Had made her feel small and worthless, and like she’d failed.

And I hadn’t been there.

“Why are you telling me this?” I asked.

“Because you care about her,” Fitz said simply. “Don’t try to deny it. We all know. And she needs someone right now, even if she won’t admit it.”

“She’s my employee.”

“She’s also a person who’s hurting. And you’re the person who can help.”

“I don’t know how.”

“Figure it out,” Fitz said. “You’re smart. You’ll think of something.”

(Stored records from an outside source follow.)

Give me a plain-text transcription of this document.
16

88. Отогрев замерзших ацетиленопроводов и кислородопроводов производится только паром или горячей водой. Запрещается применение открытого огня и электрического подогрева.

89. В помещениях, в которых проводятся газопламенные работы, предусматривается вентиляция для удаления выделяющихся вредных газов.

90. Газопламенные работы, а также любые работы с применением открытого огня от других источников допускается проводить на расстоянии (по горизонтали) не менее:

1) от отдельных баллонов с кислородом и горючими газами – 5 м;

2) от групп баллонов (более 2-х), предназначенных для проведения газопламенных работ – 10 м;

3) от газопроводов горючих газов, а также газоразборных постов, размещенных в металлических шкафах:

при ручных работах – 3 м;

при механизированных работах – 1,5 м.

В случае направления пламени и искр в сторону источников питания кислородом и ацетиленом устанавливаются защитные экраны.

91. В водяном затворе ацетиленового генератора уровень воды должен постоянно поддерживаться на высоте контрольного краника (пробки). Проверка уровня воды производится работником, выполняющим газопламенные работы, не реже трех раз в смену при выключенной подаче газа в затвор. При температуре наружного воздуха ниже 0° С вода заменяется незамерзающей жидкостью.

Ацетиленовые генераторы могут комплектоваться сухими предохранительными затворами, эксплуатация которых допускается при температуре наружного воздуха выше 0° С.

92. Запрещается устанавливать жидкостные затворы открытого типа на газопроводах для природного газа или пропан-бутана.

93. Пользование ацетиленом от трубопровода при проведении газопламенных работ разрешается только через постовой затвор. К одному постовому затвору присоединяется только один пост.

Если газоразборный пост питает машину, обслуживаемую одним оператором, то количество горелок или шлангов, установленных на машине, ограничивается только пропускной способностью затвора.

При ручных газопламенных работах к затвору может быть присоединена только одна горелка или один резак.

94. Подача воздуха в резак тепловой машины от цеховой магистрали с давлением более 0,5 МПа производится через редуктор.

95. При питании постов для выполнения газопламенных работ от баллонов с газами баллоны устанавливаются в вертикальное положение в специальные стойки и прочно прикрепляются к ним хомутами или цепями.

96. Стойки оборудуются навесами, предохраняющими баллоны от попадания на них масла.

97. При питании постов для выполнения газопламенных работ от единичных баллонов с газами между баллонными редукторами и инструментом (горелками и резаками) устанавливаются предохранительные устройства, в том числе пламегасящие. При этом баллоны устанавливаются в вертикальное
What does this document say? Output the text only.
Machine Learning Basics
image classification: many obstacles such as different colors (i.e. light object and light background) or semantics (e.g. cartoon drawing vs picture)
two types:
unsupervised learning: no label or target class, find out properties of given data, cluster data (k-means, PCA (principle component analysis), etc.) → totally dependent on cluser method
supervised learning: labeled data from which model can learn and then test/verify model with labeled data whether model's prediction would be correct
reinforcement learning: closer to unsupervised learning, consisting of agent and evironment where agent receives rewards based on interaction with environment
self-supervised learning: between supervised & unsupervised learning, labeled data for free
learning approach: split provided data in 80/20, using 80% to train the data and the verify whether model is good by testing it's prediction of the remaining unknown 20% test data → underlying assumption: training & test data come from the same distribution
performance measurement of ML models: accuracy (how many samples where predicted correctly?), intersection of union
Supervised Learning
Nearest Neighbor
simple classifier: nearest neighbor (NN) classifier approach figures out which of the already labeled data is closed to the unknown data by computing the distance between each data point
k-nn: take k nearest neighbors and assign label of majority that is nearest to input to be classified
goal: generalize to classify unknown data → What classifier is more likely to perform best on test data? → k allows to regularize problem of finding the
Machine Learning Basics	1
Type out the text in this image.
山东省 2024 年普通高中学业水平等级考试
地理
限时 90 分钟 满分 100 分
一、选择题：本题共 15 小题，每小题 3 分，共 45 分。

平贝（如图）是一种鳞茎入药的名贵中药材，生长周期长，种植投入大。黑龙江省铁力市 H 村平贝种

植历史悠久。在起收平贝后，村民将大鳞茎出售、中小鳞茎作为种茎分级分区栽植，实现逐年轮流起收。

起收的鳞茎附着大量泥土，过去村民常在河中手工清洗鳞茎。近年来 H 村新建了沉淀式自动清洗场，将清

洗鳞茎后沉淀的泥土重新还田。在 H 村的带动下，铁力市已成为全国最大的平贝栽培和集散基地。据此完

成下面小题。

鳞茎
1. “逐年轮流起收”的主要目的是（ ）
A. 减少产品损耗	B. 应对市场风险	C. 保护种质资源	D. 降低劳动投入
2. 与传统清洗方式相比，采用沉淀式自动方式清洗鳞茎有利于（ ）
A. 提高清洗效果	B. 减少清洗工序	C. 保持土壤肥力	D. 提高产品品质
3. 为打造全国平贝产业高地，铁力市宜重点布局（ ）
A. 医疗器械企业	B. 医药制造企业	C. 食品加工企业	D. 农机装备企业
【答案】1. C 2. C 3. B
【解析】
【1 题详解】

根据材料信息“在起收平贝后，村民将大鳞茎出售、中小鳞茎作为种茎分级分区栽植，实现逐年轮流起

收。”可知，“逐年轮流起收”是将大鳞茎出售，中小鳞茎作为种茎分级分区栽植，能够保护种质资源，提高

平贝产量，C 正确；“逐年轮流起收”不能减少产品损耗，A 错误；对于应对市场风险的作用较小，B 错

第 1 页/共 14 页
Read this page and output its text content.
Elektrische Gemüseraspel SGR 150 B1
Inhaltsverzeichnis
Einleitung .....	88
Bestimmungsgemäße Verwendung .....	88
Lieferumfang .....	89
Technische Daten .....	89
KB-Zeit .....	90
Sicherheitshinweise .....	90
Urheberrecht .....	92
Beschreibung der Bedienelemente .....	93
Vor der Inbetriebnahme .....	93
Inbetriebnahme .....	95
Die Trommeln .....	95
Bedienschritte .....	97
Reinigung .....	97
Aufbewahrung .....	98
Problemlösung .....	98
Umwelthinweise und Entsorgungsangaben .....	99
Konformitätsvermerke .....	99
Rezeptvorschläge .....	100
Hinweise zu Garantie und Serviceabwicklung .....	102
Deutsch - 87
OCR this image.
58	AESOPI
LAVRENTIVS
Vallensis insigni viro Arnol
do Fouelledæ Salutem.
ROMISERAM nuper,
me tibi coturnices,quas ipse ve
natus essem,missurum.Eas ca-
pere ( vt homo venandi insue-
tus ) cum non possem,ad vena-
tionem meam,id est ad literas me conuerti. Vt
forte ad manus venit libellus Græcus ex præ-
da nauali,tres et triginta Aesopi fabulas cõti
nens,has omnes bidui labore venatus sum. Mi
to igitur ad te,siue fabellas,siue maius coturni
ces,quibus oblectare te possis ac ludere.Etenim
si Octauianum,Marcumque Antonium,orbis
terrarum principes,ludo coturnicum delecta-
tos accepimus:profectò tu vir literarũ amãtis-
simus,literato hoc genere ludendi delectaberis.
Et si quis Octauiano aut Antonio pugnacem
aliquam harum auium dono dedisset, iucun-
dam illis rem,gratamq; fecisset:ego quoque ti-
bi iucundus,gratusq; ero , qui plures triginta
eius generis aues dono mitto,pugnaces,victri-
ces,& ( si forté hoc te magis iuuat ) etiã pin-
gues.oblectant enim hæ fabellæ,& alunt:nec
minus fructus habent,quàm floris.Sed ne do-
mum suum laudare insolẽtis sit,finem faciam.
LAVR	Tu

He hung up before I could respond.

I sat there in my office, staring at the phone, my mind racing.

Cate was hurting.

Someone had made her feel like she wasn’t good enough, like her life was a failure, like she’d ended up somewhere she didn’t belong. And I wanted to find this Tracy person and make her understand exactly how wrong she was. I wanted to tell Cate that she was brilliant and talented and the best thing that had happened to my household in years. I wanted to cross every professional boundary I’d carefully maintained and pull her into my arms and tell her she was exactly where she was supposed to be.

But I couldn’t.

Could I?

The professional distance I’d been maintaining suddenly felt less like protection and more like cowardice.

She was hurting, and I was hiding behind rules and boundaries and the excuse of propriety.

I thought about the dinner she’d made. The skill, the care, the way she’d transformed simple ingredients into something extraordinary. I thought about the way she was with Megan—patient, creative, genuinely invested in my daughter’s happiness. I thought about the way she looked in the candlelight, the sounds she made, the electricity between us that neither of us could deny. And I thought about her face this morning—sad, subdued, trying so hard to pretend everything was fine.

Fuck the boundaries.

Fuck the professional distance.

Fuck the careful control I’d been clinging to.

She needed someone, and I was going to be that someone.

Even if I had no idea how.

Even if it meant risking everything I’d been trying to protect.

I looked at the clock. Four-fifteen PM. I could leave early, get home before my usual time, and catch her before she left for the day.

Talk to her.

Actually talk to her, not the careful professional exchanges we’d been having since last week.